As plantações de dendezeiros se tornaram um dos principais motores do desmatamento no sudeste mexicano. Essas monoculturas têm sido impostas como forma de controle territorial, desagregando e se aproveitando de formas de organização social existentes, além de gerar violência, principalmente contra as mulheres e os territórios que elas defendem. (1)

Segundo dados de 2019, o estado de Chiapas, no sul do México, concentra mais de 43% das plantações de dendezeiros do país. (2) Somente na Região da Costa, ao sul de Chiapas, são 27.500 hectares plantados. No norte de Chiapas, essas plantações se conectam a um “corredor” do dendê que inclui territórios na Guatemala e em Honduras. Esse corredor foi consolidado com o “Projeto de Integração e Desenvolvimento da Mesoamérica”, promovendo o “Programa Mesoamericano de Biocombustíveis”, que busca a reorganização territorial em benefício dos interesses empresariais e das elites locais. A Região da Costa, por sua vez, tornou-se uma grande área extrativista, com projetos de mineração e hidrelétricas, megainfraestrutura, gasodutos e plantações de monoculturas, além de representar uma zona de maior controle militar em função da migração aos países do Norte. Não é por acaso que as maiores plantações de dendê se encontram nessa região, já que é a mais rica em água de todo o México.

Em Chiapas existem onze processadoras de óleo de dendê bruto, que depois é transformado em azeite vegetal em refinarias localizadas nos estados de Veracruz e Jalisco. Cada uma dessas unidades incentiva a expansão do plantio de dendê. As plantações também estão relacionadas a outro megaprojeto extrativista na área de Palenque, ao norte de Chiapas: “O Trem Maia”, a parte mais visível do chamado “Projeto de Reordenamento Territorial do Sul-Sudeste”, também vinculado ao “Projeto de Integração e Desenvolvimento da Mesoamérica”. Esse trem servirá como rota para a extração de matérias-primas básicas, entre elas, o dendê.

Diante dessa situação, as mulheres vêm se organizando fortemente na região e denunciando as táticas de coerção e fraude do Estado e das empresas, para que os camponeses aceitem a monocultura em suas terras. Entre os impactos, elas mencionam que o espaço dedicado à produção para subsistência é cada vez mais reduzido e contaminado por agrotóxicos, a terra sofre erosão, dificultando a produção, e os animais não têm água nem pasto. A alimentação familiar torna-se cada vez mais dependente da compra de produtos industrializados e processados, ou mesmo da aquisição de grãos básicos, como milho e feijão. Para as mulheres, isso também significou a perda de suas práticas ancestrais de cuidado e preservação dos territórios, de seus saberes e suas histórias, de sua cultura e suas formas de se organizar, trabalhar, celebrar e se alimentar.
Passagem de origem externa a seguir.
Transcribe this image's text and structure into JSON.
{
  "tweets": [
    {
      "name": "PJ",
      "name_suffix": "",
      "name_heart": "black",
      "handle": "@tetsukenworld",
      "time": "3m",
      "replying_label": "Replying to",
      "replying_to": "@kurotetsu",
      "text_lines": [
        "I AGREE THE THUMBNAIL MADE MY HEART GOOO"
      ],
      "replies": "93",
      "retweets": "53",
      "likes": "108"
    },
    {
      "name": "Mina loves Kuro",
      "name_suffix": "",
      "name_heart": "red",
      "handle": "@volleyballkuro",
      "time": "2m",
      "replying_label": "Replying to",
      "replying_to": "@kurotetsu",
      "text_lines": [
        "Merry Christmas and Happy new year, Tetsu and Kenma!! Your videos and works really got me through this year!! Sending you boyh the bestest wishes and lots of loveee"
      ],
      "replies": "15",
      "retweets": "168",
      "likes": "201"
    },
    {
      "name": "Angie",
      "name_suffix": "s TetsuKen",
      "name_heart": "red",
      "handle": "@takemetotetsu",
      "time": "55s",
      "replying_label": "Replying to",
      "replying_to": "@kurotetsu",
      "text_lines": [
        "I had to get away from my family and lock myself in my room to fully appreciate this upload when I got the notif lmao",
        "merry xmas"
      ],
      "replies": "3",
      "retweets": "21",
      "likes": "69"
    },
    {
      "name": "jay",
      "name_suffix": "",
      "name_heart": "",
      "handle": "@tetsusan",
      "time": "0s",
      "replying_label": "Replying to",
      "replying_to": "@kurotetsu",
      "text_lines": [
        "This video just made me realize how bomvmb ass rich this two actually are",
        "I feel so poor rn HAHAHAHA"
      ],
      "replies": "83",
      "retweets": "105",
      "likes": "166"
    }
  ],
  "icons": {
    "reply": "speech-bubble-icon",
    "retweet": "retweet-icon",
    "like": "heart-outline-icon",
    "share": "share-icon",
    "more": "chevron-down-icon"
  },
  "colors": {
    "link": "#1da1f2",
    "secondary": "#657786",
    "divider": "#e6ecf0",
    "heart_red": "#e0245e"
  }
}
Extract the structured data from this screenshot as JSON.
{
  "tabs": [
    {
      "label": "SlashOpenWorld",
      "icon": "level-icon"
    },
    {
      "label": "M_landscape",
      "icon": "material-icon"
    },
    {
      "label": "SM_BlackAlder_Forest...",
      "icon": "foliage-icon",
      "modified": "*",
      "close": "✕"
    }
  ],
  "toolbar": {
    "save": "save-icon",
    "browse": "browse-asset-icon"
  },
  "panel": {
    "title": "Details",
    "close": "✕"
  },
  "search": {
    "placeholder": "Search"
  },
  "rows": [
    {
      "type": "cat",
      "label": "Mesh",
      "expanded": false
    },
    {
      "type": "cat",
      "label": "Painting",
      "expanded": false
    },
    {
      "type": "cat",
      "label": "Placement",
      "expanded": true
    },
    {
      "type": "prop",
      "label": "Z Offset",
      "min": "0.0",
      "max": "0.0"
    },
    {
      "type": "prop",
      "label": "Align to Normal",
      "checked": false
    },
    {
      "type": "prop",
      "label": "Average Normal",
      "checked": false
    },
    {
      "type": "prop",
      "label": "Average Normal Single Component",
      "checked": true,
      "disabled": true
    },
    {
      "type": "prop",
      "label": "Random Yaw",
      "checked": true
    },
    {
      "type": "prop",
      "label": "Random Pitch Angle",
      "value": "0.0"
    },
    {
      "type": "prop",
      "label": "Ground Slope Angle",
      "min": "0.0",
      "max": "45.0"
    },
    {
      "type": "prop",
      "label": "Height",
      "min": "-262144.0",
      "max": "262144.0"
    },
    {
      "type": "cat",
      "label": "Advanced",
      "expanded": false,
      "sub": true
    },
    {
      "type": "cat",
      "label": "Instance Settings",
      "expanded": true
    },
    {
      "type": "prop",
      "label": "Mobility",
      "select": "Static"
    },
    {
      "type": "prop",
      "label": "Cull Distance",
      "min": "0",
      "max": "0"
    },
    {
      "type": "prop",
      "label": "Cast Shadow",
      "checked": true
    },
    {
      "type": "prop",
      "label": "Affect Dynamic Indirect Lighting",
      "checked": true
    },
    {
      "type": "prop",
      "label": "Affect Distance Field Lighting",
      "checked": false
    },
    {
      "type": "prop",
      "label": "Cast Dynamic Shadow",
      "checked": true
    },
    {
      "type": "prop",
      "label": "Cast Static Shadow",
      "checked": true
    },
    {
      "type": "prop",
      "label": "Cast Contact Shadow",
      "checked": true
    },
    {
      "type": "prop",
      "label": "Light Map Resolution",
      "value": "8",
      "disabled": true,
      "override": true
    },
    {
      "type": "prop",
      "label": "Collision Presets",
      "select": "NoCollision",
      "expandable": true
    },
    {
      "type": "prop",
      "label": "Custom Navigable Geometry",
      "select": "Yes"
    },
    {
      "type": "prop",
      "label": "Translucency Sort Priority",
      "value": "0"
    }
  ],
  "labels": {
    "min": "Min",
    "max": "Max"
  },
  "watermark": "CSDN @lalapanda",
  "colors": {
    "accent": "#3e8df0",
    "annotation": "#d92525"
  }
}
A maioria das mulheres não concorda em arrendar a terra para a monocultura, mas como elas não são as titulares das propriedades, seus interesses não são levados em consideração. Assim, a luta das mulheres pela terra também está relacionada à sua luta para poder participar e decidir sobre o que acontece em suas comunidades, sobre o que plantar, quando e como, e para que sua voz seja ouvida em igualdade de condições.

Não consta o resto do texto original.